11 октября должен начаться переход мирового Интернета на новый криптографический ключ (Key Signing Key, KSK). Однако стало известно, что это может повлечь за собой возможные проблемы у пользователей.
Корпорация по управлению доменными именами и IP-адресами (ICANN) на совещании в Бельгии окончательно утвердила план смены криптографического ключа для системы доменных имен (DNS). Отмечается, что 11 октября в 19:00 по Московскому времени будет приведён в действие план смены ключа.
ICANN провела анализ потенциальной готовности сетевых операторов к смене ключа. Это должно было произойти ещё год назад, но появилось обширное количество данных, которое привело к откладыванию инициативы по обновлению мирового Интернета.
Это будет первая, но не последняя смена ключа корневой зоны. Процедура исполняется впервые, так что мы, конечно, выворачиваемся наизнанку, чтобы все прошло максимально гладко. В будущем смена ключа уже не будет таким необычным явлением для сетевых операторов, интернет-провайдеров и других, — сообщил Мэтт Ларсон, вице-президент ICANN по исследовательской деятельности.
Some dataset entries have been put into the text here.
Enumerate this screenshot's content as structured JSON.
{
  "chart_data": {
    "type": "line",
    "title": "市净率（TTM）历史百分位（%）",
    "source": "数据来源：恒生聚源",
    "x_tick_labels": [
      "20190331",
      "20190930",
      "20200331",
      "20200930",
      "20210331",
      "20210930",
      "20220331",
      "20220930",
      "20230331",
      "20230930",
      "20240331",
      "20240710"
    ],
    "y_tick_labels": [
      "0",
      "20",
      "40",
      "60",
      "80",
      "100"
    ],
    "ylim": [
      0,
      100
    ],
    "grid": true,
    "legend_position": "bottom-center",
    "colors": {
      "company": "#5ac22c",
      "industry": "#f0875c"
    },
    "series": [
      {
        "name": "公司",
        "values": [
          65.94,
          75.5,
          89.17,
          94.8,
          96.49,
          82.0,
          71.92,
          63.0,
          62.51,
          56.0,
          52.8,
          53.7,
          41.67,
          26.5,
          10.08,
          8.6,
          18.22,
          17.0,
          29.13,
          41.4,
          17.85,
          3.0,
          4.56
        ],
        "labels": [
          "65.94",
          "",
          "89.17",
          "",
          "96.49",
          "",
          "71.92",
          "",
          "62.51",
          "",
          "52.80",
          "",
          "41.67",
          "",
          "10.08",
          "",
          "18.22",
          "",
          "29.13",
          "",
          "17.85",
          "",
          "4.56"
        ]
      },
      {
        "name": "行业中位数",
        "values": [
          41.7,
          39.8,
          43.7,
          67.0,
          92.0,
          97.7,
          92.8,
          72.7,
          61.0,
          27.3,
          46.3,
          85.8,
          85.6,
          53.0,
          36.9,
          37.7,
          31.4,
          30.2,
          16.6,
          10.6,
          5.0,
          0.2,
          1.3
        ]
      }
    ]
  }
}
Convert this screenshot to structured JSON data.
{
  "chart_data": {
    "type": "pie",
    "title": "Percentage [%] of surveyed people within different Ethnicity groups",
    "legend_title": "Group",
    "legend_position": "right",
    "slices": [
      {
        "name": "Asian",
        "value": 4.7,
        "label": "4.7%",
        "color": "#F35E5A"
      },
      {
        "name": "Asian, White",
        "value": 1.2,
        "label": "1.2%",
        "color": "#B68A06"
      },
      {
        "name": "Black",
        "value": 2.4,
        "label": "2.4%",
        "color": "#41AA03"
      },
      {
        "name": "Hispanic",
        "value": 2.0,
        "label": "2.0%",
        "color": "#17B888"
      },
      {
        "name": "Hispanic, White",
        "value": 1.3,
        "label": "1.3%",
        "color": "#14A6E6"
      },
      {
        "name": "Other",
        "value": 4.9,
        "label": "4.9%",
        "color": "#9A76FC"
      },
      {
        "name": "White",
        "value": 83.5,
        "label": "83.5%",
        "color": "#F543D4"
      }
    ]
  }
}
Результаты анализа гласят о том, что смена ключа не повлечёт за собой отрицательные последствия. Если всё пойдёт по плану, то «подавляющее большинство» пользователей не столкнутся с проблемами. Корпорацией был выработан новый план и проведена расширенная работа по информированию общественности и поиску наилучших способов снижения последствия рисков, связанных со сменой ключа:
Можно с практически полной уверенностью утверждать, что где-нибудь в мире есть как минимум несколько операторов, не готовых к смене ключа, но даже при этом худшем сценарии им просто надо будет исправить проблему, а именно — отключить валидацию DNSSEC, установить новый ключ, заново включить валидацию DNSSEC, и у их пользователей полностью восстановится возможность связи с DNS, — заявил Давид Конрад, технический директор ICANN.
Конрад отметил, что валидация DNSSEC (или DNS Security — набор протоколов безопасности, которые используются для подтверждения отсутствия непреднамеренных или преднамеренных изменений информации DNS — прим. КД) включена у тысяч сетевых операторов, и этими операторами обслуживается приблизительно четверть интернет-пользователей (около 750 млн человек).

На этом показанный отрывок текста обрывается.